Never too hot, never too cool. Green year round from consistent rainfall, Ireland is known for being comfortable in whatever season you visit. However, the weather can change quickly, so make sure to always have a raincoat and sunscreen on hand.
Peruse our quick guide to the best times to visit Ireland and the benefits of each season while planning your next big trip to the land of Eire.
Stretching from February to April, Ireland is at it’s greenest. Shoulder season for most travelers, Spring is a great period to experience the beauty of the Emerald Isle while avoiding most tourist crowds. Enjoy relative solitude as you look out over the Cliffs of Moher at the beautiful Altantic Ocean. If you’re a Game of Thrones fan, travel along the King’s Road through the Dark Hedges with a day trip from Dublin.
Dare to experience the revelry of St. Patrick’s Day in it’s home country? Expect large local crowds in Dublin come mid-March as this national festivals brings out the lively spirits of Ireland.
If you’re looking for a more relaxing visit, take in the beauty of nature with the Burren in Bloom Spring Festival.
Peak travel season runs from May to July, drastically increasing hotel prices and airfare to the Emerald Isle. Despite this, Summer is a beautiful time to experience Ireland, so dodge the big cities and get out into nature with a camping trip or self-drive itinerary.
The Wild Atlantic Way will be crowded at the hot-spots, but it’s such an expansive route that you can enjoy a variety of off-the-beaten path attractions.
You can also get away from the mainland with a visit to the Aran Islands, a stunning trio of islands featuring natural and archaeological wonders. This is also the last major season to visit Skellig, the island made famous by in Star Wars VIII: The Last Jedi.
Combine nature and music at Sea Sessions, a fantastic Summer music festival in June that celebrates 3 days of sun, surf, and music!
Summer is also the season of literary festivals, celebrating Ireland’s rich literary history, from Oscar Wild to James Joyce. Make sure to slip in Belfast for a variety of events come June, including the Belfast Book Festival.
Autumn colors settle in between August and October, turning the Emerald Isle a shade of bronze. With the Summer crowds trickling away, this shoulder season lets you really experience the major cities, from Dublin to Belfast. Brook a roomy pair of pants to enjoy the harvest spoils with a series of delicious and tantalizing food festivals.

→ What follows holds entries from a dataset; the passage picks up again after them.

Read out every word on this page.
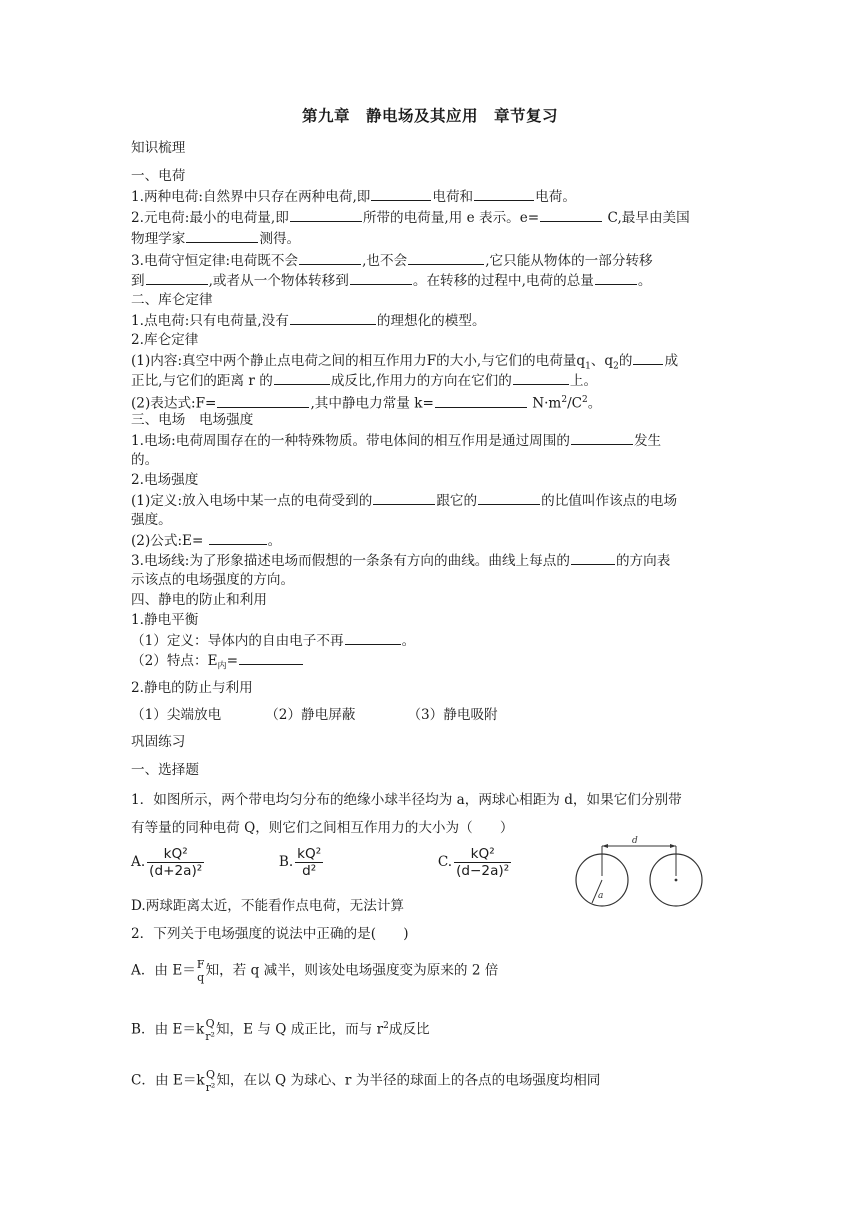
第九章　静电场及其应用　章节复习
知识梳理
一、电荷
1.两种电荷:自然界中只存在两种电荷,即	电荷和	电荷。
2.元电荷:最小的电荷量,即	所带的电荷量,用 e 表示。e=	C,最早由美国
物理学家	测得。
3.电荷守恒定律:电荷既不会	,也不会	,它只能从物体的一部分转移
到	,或者从一个物体转移到	。在转移的过程中,电荷的总量	。
二、库仑定律
1.点电荷:只有电荷量,没有	的理想化的模型。
2.库仑定律
(1)内容:真空中两个静止点电荷之间的相互作用力F的大小,与它们的电荷量$q_1$、$q_2$的 成
正比,与它们的距离 r 的	成反比,作用力的方向在它们的	上。
(2)表达式:F=	,其中静电力常量 k=	$N\cdot m^2/C^2$。
三、电场　电场强度
1.电场:电荷周围存在的一种特殊物质。带电体间的相互作用是通过周围的	发生
的。
2.电场强度
(1)定义:放入电场中某一点的电荷受到的	跟它的	的比值叫作该点的电场
强度。
(2)公式:E=	。
3.电场线:为了形象描述电场而假想的一条条有方向的曲线。曲线上每点的	的方向表
示该点的电场强度的方向。
四、静电的防止和利用
1.静电平衡
（1）定义：导体内的自由电子不再	。
（2）特点：$E_内=$
2.静电的防止与利用
（1）尖端放电	（2）静电屏蔽	（3）静电吸附
巩固练习
一、选择题
1．如图所示，两个带电均匀分布的绝缘小球半径均为 a，两球心相距为 d，如果它们分别带
有等量的同种电荷 Q，则它们之间相互作用力的大小为（　　）
A. $\frac{\text{kQ²}}{\text{(d+2a)²}}$	B. $\frac{\text{kQ²}}{\text{d²}}$	C. $\frac{\text{kQ²}}{\text{(d−2a)²}}$
D.两球距离太近，不能看作点电荷，无法计算
d
a
2．下列关于电场强度的说法中正确的是(　　)
A．由 E＝ F
q 知，若 q 减半，则该处电场强度变为原来的 2 倍
B．由 E＝k Q
r² 知，E 与 Q 成正比，而与 $r^2$成反比
C．由 E＝k Q
r² 知，在以 Q 为球心、r 为半径的球面上的各点的电场强度均相同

Enjoy the Autumn leaves in Phoenix Park, Dublin, or take to the countryside with a rental car on a fall foliage road trip. Surfers will also love this season as the Altantic swells bring the best waves to Ireland’s shores.
Don’t forget to pack a costume, as Ireland is the home of both Bram Stoker and Halloween, making it one of the spookiest countries to visit.

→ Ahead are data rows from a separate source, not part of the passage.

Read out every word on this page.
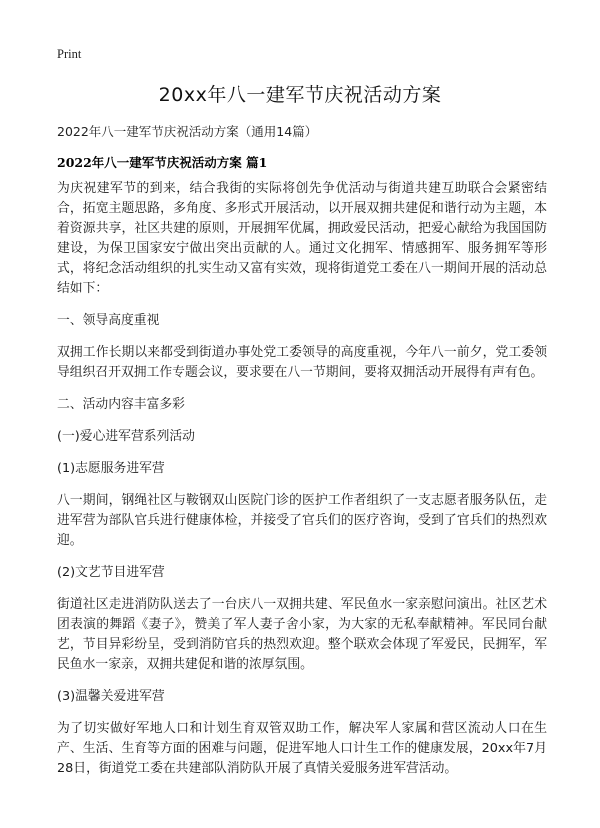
Print
20xx年八一建军节庆祝活动方案

2022年八一建军节庆祝活动方案（通用14篇）

2022年八一建军节庆祝活动方案 篇1

为庆祝建军节的到来，结合我街的实际将创先争优活动与街道共建互助联合会紧密结合，拓宽主题思路，多角度、多形式开展活动，以开展双拥共建促和谐行动为主题，本着资源共享，社区共建的原则，开展拥军优属，拥政爱民活动，把爱心献给为我国国防建设，为保卫国家安宁做出突出贡献的人。通过文化拥军、情感拥军、服务拥军等形式，将纪念活动组织的扎实生动又富有实效，现将街道党工委在八一期间开展的活动总结如下：

一、领导高度重视

双拥工作长期以来都受到街道办事处党工委领导的高度重视，今年八一前夕，党工委领导组织召开双拥工作专题会议，要求要在八一节期间，要将双拥活动开展得有声有色。

二、活动内容丰富多彩

(一)爱心进军营系列活动

(1)志愿服务进军营

八一期间，钢绳社区与鞍钢双山医院门诊的医护工作者组织了一支志愿者服务队伍，走进军营为部队官兵进行健康体检，并接受了官兵们的医疗咨询，受到了官兵们的热烈欢迎。

(2)文艺节目进军营

街道社区走进消防队送去了一台庆八一双拥共建、军民鱼水一家亲慰问演出。社区艺术团表演的舞蹈《妻子》，赞美了军人妻子舍小家，为大家的无私奉献精神。军民同台献艺，节目异彩纷呈，受到消防官兵的热烈欢迎。整个联欢会体现了军爱民，民拥军，军民鱼水一家亲，双拥共建促和谐的浓厚氛围。

(3)温馨关爱进军营

为了切实做好军地人口和计划生育双管双助工作，解决军人家属和营区流动人口在生产、生活、生育等方面的困难与问题，促进军地人口计生工作的健康发展，20xx年7月28日，街道党工委在共建部队消防队开展了真情关爱服务进军营活动。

Though the temperature drops throughout Ireland, the Emerald Isle still enjoys comfortable weather, so long as you pack some mittens and a jacket. Take this time to enjoy low prices at most major city hotels, enjoying city breaks in Dublin and Belfast while warming up in charming pubs or strolling through Christmas markets.
If you’re okay with daring the cold, head out to Connemara National Park, where you can enjoy panoramic views of this snow covered park from Diamond Mountain and explore Kylemore Abbey with few crowds.
Those looking for a spiritual experience should definitely head to Bru na Boinne for the Winter Solstice. Stick around into late January for TradFest, one of Ireland’s largest music festivals to experience traditional music.